Terres Chaleureuses
Moi, altéré de vie, enfant des impatiences,
Je chanterai les noces de l’ombre et de l’ardent.
Avec mon peu de souffle, jusqu’au temps sans lisière,
Je tiendrai promesse envers l’unique mort.
Aux chemins divisés, l’horizon est le même ;
Nos jours furent ce miracle pareil aux moissons.
Songe à l’oiseau délié en nos arbres meurtris ;
Nous avons eu l’herbe et l’eau du seul amour.
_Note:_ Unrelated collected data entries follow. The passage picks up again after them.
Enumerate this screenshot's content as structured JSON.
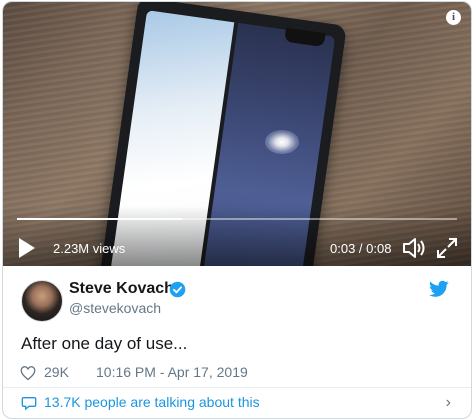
{
  "video": {
    "views": "2.23M views",
    "time": "0:03 / 0:08",
    "progress": 0.375
  },
  "tweet": {
    "author_name": "Steve Kovach",
    "author_handle": "@stevekovach",
    "text": "After one day of use...",
    "likes": "29K",
    "timestamp": "10:16 PM - Apr 17, 2019",
    "talking": "13.7K people are talking about this"
  },
  "colors": {
    "accent": "#1da1f2",
    "link": "#1b95e0",
    "muted": "#657786"
  },
  "icons": [
    "info-icon",
    "play-icon",
    "volume-icon",
    "expand-icon",
    "verified-icon",
    "twitter-icon",
    "heart-icon",
    "comment-icon",
    "chevron-right-icon"
  ]
}
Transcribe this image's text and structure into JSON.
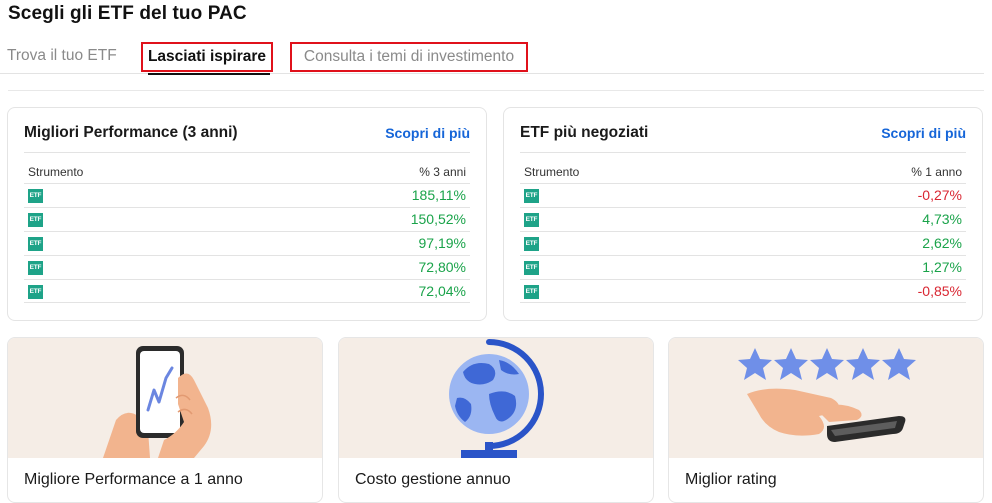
{
  "page": {
    "title": "Scegli gli ETF del tuo PAC"
  },
  "tabs": [
    {
      "label": "Trova il tuo ETF"
    },
    {
      "label": "Lasciati ispirare"
    },
    {
      "label": "Consulta i temi di investimento"
    }
  ],
  "cards": {
    "performance": {
      "title": "Migliori Performance (3 anni)",
      "link": "Scopri di più",
      "col_left": "Strumento",
      "col_right": "% 3 anni",
      "badge": "ETF",
      "rows": [
        "185,11%",
        "150,52%",
        "97,19%",
        "72,80%",
        "72,04%"
      ]
    },
    "traded": {
      "title": "ETF più negoziati",
      "link": "Scopri di più",
      "col_left": "Strumento",
      "col_right": "% 1 anno",
      "badge": "ETF",
      "rows": [
        "-0,27%",
        "4,73%",
        "2,62%",
        "1,27%",
        "-0,85%"
      ]
    }
  },
  "tiles": [
    {
      "label": "Migliore Performance a 1 anno"
    },
    {
      "label": "Costo gestione annuo"
    },
    {
      "label": "Miglior rating"
    }
  ],
  "colors": {
    "accent_link": "#1565d8",
    "positive": "#1aa34a",
    "negative": "#d92632",
    "highlight_box": "#e0111b",
    "etf_badge": "#1ea388"
  }
}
Songe à l’espérance, sa tige doublée de terre ;
Songe au cœur dénoué par la voix de l’ami.
Un champ raidi prête naissance au pavot ;
Et le grain fut, chaque fois, le contraire de la nuit.
Mon amertume se noie, si légère est sa trame ;
Si vaste est l’univers où tout s’accomplira.
Oui, je te chante ô mort, jusqu’à l’ultime absence,
Gardienne de l’inconnu, douce prairie des errants !
Je chante, car ici-bas l’épi échappe aux cendres ;
La parole délivre, l’aile trouve sa raison.
Un soir, je m’en irai loin des terres chaleureuses ;
Le masque, couleur d’aube, sur ma face de vivant.
Un soir je m’en irai, ayant pour seule peine
De quitter tout amour enlacé aux saisons.
Ô mort, tu me viendras, et je le veux ainsi.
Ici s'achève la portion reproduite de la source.